EUROPE – The European Food Safety Authority (EFSA) has expressed concerns about European consumers’ dietary exposure to inorganic arsenic, a toxic heavy metal that is particularly prevalent in rice and rice-based products, as well as grains and grain-based products. 

The recent risk assessment by EFSA reiterates the findings of a previous assessment conducted in 2009, identifying inorganic arsenic as a health concern due to its association with various adverse effects on human health.

Inorganic arsenic exposure is linked to a range of health issues, including skin, bladder, and lung cancers, as well as low birth weight, miscarriage, stillbirth, infant mortality, congenital heart disease, neurodevelopmental effects, respiratory disease, chronic kidney disease, atherosclerosis, and skin lesions. 

EFSA established a reference point of 0.06 micrograms per kilogram of body weight per day, representing the lowest dose associated with an increased induction of skin cancer.

The risk assessment considers a margin of exposure (MOE) for consumers, where a low MOE indicates a greater risk.

 For inorganic arsenic exposure, MOEs in adults range between 2 and 0.4 for average consumers and between 0.9 and 0.2 for high consumers. Despite uncertainties, EFSA identifies a health concern for the European population, stating that high consumers of inorganic arsenic may have an increased risk of developing skin cancer with 69 percent certainty.
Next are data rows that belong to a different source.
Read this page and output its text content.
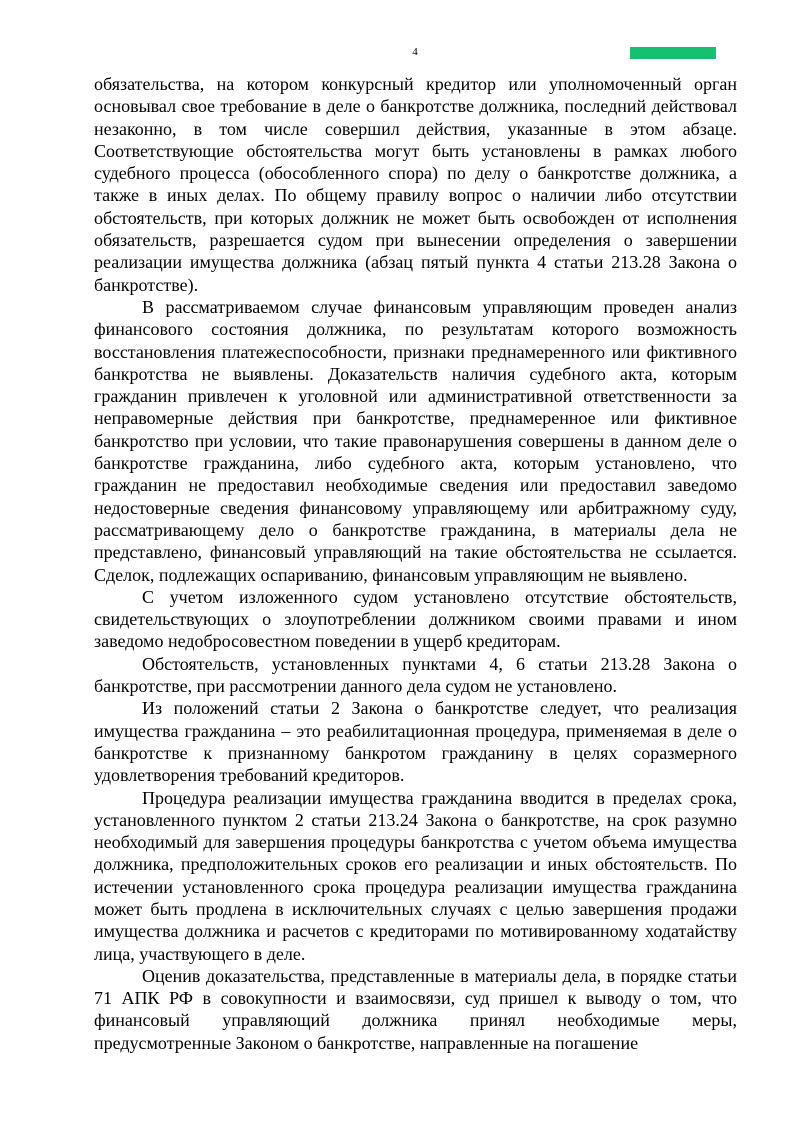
4

обязательства, на котором конкурсный кредитор или уполномоченный орган основывал свое требование в деле о банкротстве должника, последний действовал незаконно, в том числе совершил действия, указанные в этом абзаце. Соответствующие обстоятельства могут быть установлены в рамках любого судебного процесса (обособленного спора) по делу о банкротстве должника, а также в иных делах. По общему правилу вопрос о наличии либо отсутствии обстоятельств, при которых должник не может быть освобожден от исполнения обязательств, разрешается судом при вынесении определения о завершении реализации имущества должника (абзац пятый пункта 4 статьи 213.28 Закона о банкротстве).

В рассматриваемом случае финансовым управляющим проведен анализ финансового состояния должника, по результатам которого возможность восстановления платежеспособности, признаки преднамеренного или фиктивного банкротства не выявлены. Доказательств наличия судебного акта, которым гражданин привлечен к уголовной или административной ответственности за неправомерные действия при банкротстве, преднамеренное или фиктивное банкротство при условии, что такие правонарушения совершены в данном деле о банкротстве гражданина, либо судебного акта, которым установлено, что гражданин не предоставил необходимые сведения или предоставил заведомо недостоверные сведения финансовому управляющему или арбитражному суду, рассматривающему дело о банкротстве гражданина, в материалы дела не представлено, финансовый управляющий на такие обстоятельства не ссылается. Сделок, подлежащих оспариванию, финансовым управляющим не выявлено.

С учетом изложенного судом установлено отсутствие обстоятельств, свидетельствующих о злоупотреблении должником своими правами и ином заведомо недобросовестном поведении в ущерб кредиторам.

Обстоятельств, установленных пунктами 4, 6 статьи 213.28 Закона о банкротстве, при рассмотрении данного дела судом не установлено.

Из положений статьи 2 Закона о банкротстве следует, что реализация имущества гражданина – это реабилитационная процедура, применяемая в деле о банкротстве к признанному банкротом гражданину в целях соразмерного удовлетворения требований кредиторов.

Процедура реализации имущества гражданина вводится в пределах срока, установленного пунктом 2 статьи 213.24 Закона о банкротстве, на срок разумно необходимый для завершения процедуры банкротства с учетом объема имущества должника, предположительных сроков его реализации и иных обстоятельств. По истечении установленного срока процедура реализации имущества гражданина может быть продлена в исключительных случаях с целью завершения продажи имущества должника и расчетов с кредиторами по мотивированному ходатайству лица, участвующего в деле.

Оценив доказательства, представленные в материалы дела, в порядке статьи 71 АПК РФ в совокупности и взаимосвязи, суд пришел к выводу о том, что финансовый управляющий должника принял необходимые меры, предусмотренные Законом о банкротстве, направленные на погашение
The assessment acknowledges certain limitations and uncertainties, such as variations in exposure estimates from different studies and the impact of genetic differences on susceptibility to arsenic toxicity. 

EFSA calls for future work to better understand arsenic’s health effects, including its molecular mechanism causing DNA damage, the role of human variations in susceptibility, the interplay between epigenetic and genetic alterations induced by arsenic, and the health effects of pre- and perinatal exposure.

As part of its recommendations, EFSA also suggests the development of further guidance on the use of human data in risk assessments. These insights will contribute to a comprehensive understanding of the risks associated with inorganic arsenic exposure and guide future strategies to minimize its impact on European consumers.